My recommendation? Find a host that allows you to put two machines on the same local network. We chose Linode, but who you use is irrelevant. Start out with your dedicated database server, plan ahead to do clustering when it's necessary. Keep all your content in one DB, index and optimize religiously. Finally, find a REALLY good DB guy and treat him well. With that much data, a great DBA would be a must.
I am creating an application that utilizes MySQL and PHP. My current web hosting provider has a MySQL database size limitation of 1 GB, but I am allowed to create many 1 GB databases. Even if was able to find another web hosting provider that allowed larger databases, I wonder how is data integrity and speed affected by larger databases? Is it better to keep databases small in terms of disk size? In other words, what is the best practice method of storing the same data (all text) from thousands of users? I am new to database design and planning. Eventually, I would imagine that a single database with data from thousands of users would grow to be inefficient and optimally the data should be distributed among smaller databases.
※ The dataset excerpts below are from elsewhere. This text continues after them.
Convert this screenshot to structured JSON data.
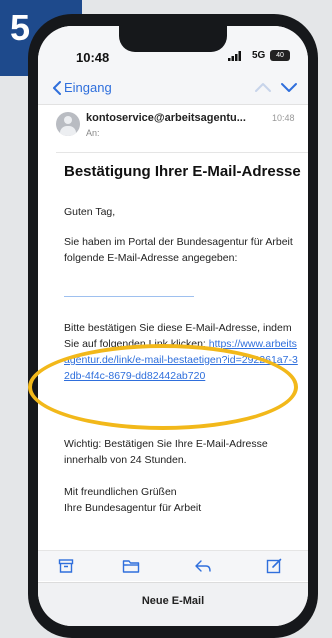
{
  "step": "5",
  "status": {
    "time": "10:48",
    "network": "5G",
    "battery": "40"
  },
  "nav": {
    "back_label": "Eingang"
  },
  "email": {
    "sender": "kontoservice@arbeitsagentu...",
    "time": "10:48",
    "to_label": "An:",
    "subject": "Bestätigung Ihrer E-Mail-Adresse",
    "greeting": "Guten Tag,",
    "intro": "Sie haben im Portal der Bundesagentur für Arbeit folgende E-Mail-Adresse angegeben:",
    "confirm_text": "Bitte bestätigen Sie diese E-Mail-Adresse, indem Sie auf folgenden Link klicken:",
    "link": "https://www.arbeitsagentur.de/link/e-mail-bestaetigen?id=292261a7-32db-4f4c-8679-dd82442ab720",
    "notice": "Wichtig: Bestätigen Sie Ihre E-Mail-Adresse innerhalb von 24 Stunden.",
    "closing": "Mit freundlichen Grüßen",
    "signature": "Ihre Bundesagentur für Arbeit"
  },
  "compose_label": "Neue E-Mail",
  "colors": {
    "badge": "#1e4a8c",
    "link": "#2f6fdc",
    "highlight": "#f2b81a"
  },
  "icons": [
    "chevron-left-icon",
    "chevron-up-icon",
    "chevron-down-icon",
    "archive-icon",
    "folder-icon",
    "reply-icon",
    "compose-icon"
  ]
}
Do I have this correct?
On a related note, how would my application know when to create another table (or switch to another table that was manually created)? For example, if I had 1 database that filled up with 1 GB of data, I would want my application to continue working without any service delays. How would I control the input of data from 1 table to a second, newly created database?
Similarly, if a user joins the website in 2011 and creates 100 records of information, and thousands of other users do the same, and then the 1 GB database becomes filled. Later on, that original user adds an additional 100 records that are created in another 1 GB database. How would my PHP code know which database to query for the 2 sets of 100 records? Would this be managed automatically in some way on the MySQL end? Would it need to be managed in the PHP code would IF/THEN/ELSE statements? Is this a service that some web hosting providers offer?
This is a very abstract question and I'm not sure the generic stackoverflow is the right place to do it.
In any case. What is the best practice method of storing? How about: in a file on disk. Keep in mind that a database is just a glorified file that has fancy 'read' and 'write' commands.
Optimization is hard, you can only ever trade things. CPU for memory usage, read speed for write speed, bulk data storage or speed. (Or get a better host provider and make your databases as large as you want ;) )
To answer your second question, if you do go with your database approach you will need to set up some system to 'migrate' users from a database to another if one gets full. If you reach 80% of 1GB, start migrating users.
Detecting the size of a database is a tricky problem. You could, I suppose look at the RAW files on disk to see how big they are, but perhaps there are more clever ways.
I would suggest using SQLite will the best option in your case. It supports 2 terabytes (2^41 bytes) database and best part is that it requires no server side installation. So it is compatible everywhere. All you need is a library to work with SQLite database.
You can also choose your host without looking on what databases and sizes do they support.